# Christmas Shows That We Love



## Mark in Indiana (Dec 11, 2015)

Hello friends,
This time of the year, we love to watch the classic Christmas movies and shows...the Rankin- Bass cartoons, Bing Crosby, Jimmy Stewart and the immortal Alastair Simm. 

So here's my question: What is your favorite classic Christmas show, and why is it special to you?
Also, do you feel different about it now, than you did as a child?


----------



## Mark in Indiana (Dec 11, 2015)

BTW: The Mystery Science Theatre's version of " Santa Claus Conquers Mars" is a family favorite.


----------



## CluelessNewB (Dec 11, 2015)

*Miracle on 34th Street  (1947 Version) *


----------



## rc63 (Dec 11, 2015)

Christmas Vacation.


----------



## coolidge (Dec 12, 2015)

The Grinch that stole Christmas, I love the Grinch song.


----------



## savarin (Dec 12, 2015)

Dinner for one


----------



## GK1918 (Dec 12, 2015)

Well all I can say is this year the Hallmark channels gone south.   All movies are 2014 or 15. Worse yet is they repete (them self)
over and over as if people in this channel pushed a button and went home?  No more Bailey's loan no more kid that lost the
lug nuts for the ole mans 38 Oldsmobile in the snow that shot him self with a daisy.  Get this around 1952 or so my father
also bought my a Daisy.  Before he said do not cock it till you are ready I did and squeezed the trigger and blew out the
picture window.  Well that went over his knee and he busted it.  Now for the twist, many years later I bought this same
gun (same box too) for my youngest boy same deal he blew out my backhoe $100 windshield instinct I busted it over
my knee.    Thats my Christmas story

The two school teachers having a baking contest been on this week about 30 times ???


----------



## FOMOGO (Dec 12, 2015)

" Love Actually " has become a favorite. "It's a wonderful life" of course.
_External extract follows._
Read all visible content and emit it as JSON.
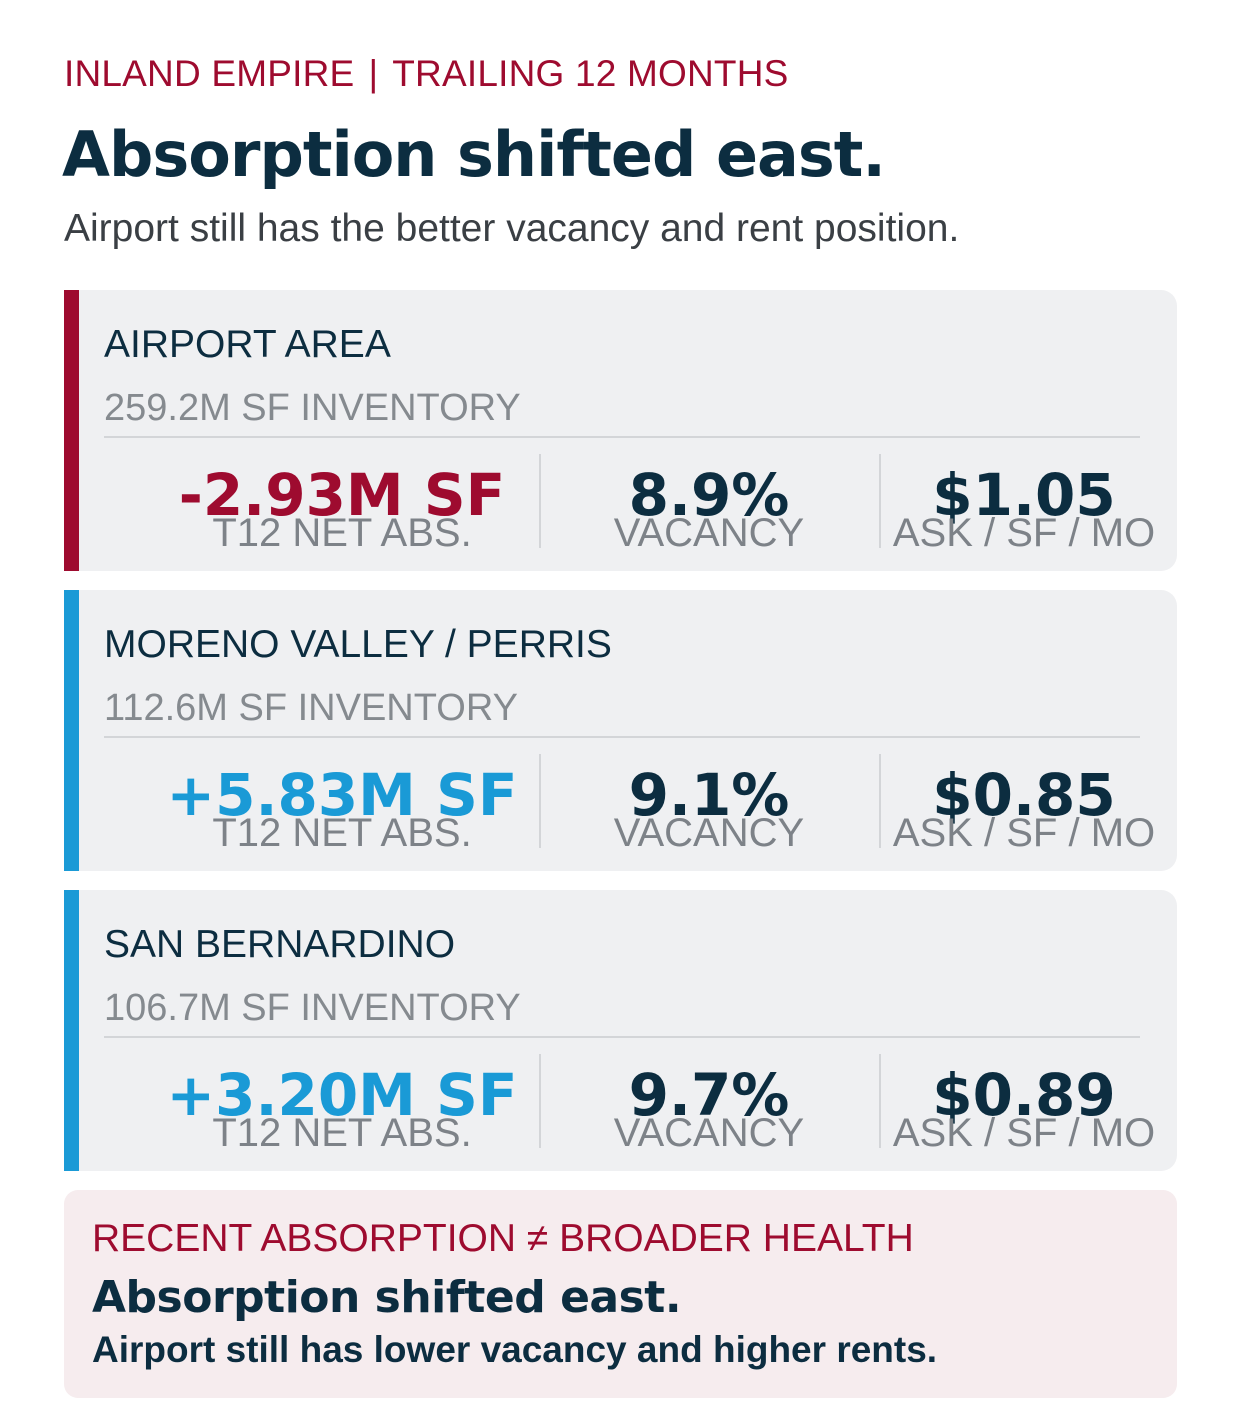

Mike


----------



## higgite (Dec 12, 2015)

Tied for favorite are "A Christmas Story" and "Christmas Vacation". Just because they're fun.

Tom


----------



## ScrapMetal (Dec 12, 2015)

The two I kind of look forward to are Bill Murray's "Scrooged" and Tim Allen's "The Santa Claus".  There are many others I get a kick out of though.

-Ron


----------



## Mark in Indiana (Dec 13, 2015)

We stay with the old classics, the ones that were made more than 35 years ago. Movies, cartoons and Christmas episodes of TV shows. They just don't make them like that anymore.

Good story, GK.


----------



## Eddyde (Dec 13, 2015)

"A Christmas Story"


----------



## Mark in Indiana (Dec 13, 2015)

Sunday night. Got Rudolph The Red Nose Reindeer (1964) on. It's a hoot!


----------